Nos últimos 12 meses, essa dúvida ganhou força diante de mudanças regulatórias e de um cenário global marcado por juros mais altos e maior volatilidade.

Antes de responder se faz sentido ou não ter crédito privado na carteira, vale entender o que está acontecendo com esse mercado no Brasil e no mundo.

O ponto de partida é a pandemia. A injeção maciça de liquidez, os juros próximos a zero nas economias desenvolvidas e os estímulos fiscais relevantes daquele período diminuíram os spreads – a diferença de taxa entre o título público e o investimento em crédito privado.

A consequência foi um ciclo inflacionário global, que exigiu uma mudança de regime monetário. Nos Estados Unidos, o Federal Reserve elevou as taxas de zero para patamares acima de 5%, elevando o custo de capital global.

Como resultado, o spread se abriu. “A abertura de spreads tende a ocorrer quando o mercado olha para o que está acontecendo no cenário macro e começa a precificar mais risco à frente, e exige um pouco mais de taxa para investir”, afirma Clara.

O crédito privado no Brasil tem características próprias?

Sim, e são características importantes. Clara alerta que o mercado brasileiro é mais concentrado, com forte dependência do risco soberano e alta correlação entre ativos: quando há um movimento fiscal relevante, o spread abre, o câmbio se move e a bolsa reage junto.

O mercado brasileiro de crédito privado também se diferencia do global por ter maior risco jurídico.

“Enquanto nas economias desenvolvidas o tempo médio de recuperação de crédito leva um ano, no Brasil é quatro anos. Aqui a taxa média de recuperação de crédito é de 18%, menor que os 80% registrados em países como Estados Unidos e Reino Unido. Isso implica maior incerteza e exige maiores taxas para você investir na renda fixa aqui”, afirma a analista.

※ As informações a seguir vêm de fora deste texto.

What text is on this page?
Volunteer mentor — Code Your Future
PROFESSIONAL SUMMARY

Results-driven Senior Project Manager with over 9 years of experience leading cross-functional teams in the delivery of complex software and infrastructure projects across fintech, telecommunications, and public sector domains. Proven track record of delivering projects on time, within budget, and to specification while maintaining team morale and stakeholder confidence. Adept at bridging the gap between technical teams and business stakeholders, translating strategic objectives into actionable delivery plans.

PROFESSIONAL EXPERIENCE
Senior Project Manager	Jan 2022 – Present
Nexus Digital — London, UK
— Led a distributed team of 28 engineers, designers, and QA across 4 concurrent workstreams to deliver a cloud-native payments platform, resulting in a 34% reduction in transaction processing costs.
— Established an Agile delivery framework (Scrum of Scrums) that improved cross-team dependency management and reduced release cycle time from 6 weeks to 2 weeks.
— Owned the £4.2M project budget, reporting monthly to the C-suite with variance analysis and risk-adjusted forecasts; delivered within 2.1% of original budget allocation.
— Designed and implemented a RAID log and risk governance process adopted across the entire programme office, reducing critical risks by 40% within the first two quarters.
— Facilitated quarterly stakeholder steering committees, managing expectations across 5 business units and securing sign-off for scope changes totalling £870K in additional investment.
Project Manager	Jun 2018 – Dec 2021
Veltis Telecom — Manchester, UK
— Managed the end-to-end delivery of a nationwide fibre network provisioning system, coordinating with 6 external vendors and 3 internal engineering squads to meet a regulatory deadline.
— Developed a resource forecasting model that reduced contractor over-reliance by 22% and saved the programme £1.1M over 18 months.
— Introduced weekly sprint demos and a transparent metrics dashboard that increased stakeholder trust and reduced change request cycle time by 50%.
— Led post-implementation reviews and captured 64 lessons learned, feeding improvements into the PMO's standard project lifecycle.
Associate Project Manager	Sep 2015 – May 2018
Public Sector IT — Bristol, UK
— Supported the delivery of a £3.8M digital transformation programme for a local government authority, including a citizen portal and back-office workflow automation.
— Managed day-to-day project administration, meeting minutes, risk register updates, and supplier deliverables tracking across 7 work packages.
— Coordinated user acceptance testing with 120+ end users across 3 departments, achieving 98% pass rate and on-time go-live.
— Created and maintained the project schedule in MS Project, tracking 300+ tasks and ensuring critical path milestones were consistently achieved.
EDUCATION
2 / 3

Nos últimos anos, o crédito no Brasil foi impactado por uma combinação de fatores. Em 2023, mudanças regulatórias e alta demanda por renda fixa fecharam o spread. Mais recentemente, os juros mais pressionados e alguns eventos de crédito em grandes empresas tornaram o ambiente mais seletivo.

“O comportamento local é consistente com o cenário global. Ou seja, não é um estresse sistêmico, mas um mercado mais maduro e que tem revisões mais constantes de risco”, resume Clara.

Concentração ou diversificação: o que os dados mostram?

Para ilustrar o impacto das escolhas de alocação, Clara apresenta no episódio um gráfico com a performance de dezembro de 2024 a dezembro de 2025.

“Temos aqui duas carteiras com 5% de emissão em emissores que tiveram eventos de crédito recentemente, mostrando como a concentração, mesmo de 5%, de um ativo de crédito na sua carteira, pode gerar desvios relevantes de retorno”, afirma Clara.

“O ponto central não é só a ocorrência do evento, e sim como isso se transmite para o portfólio. Em estruturas mais concentradas, isso impacta diretamente no retorno de longo prazo. Já em carteiras mais pulverizadas, como de fundos, o efeito tende a ser administrável ao longo do tempo.”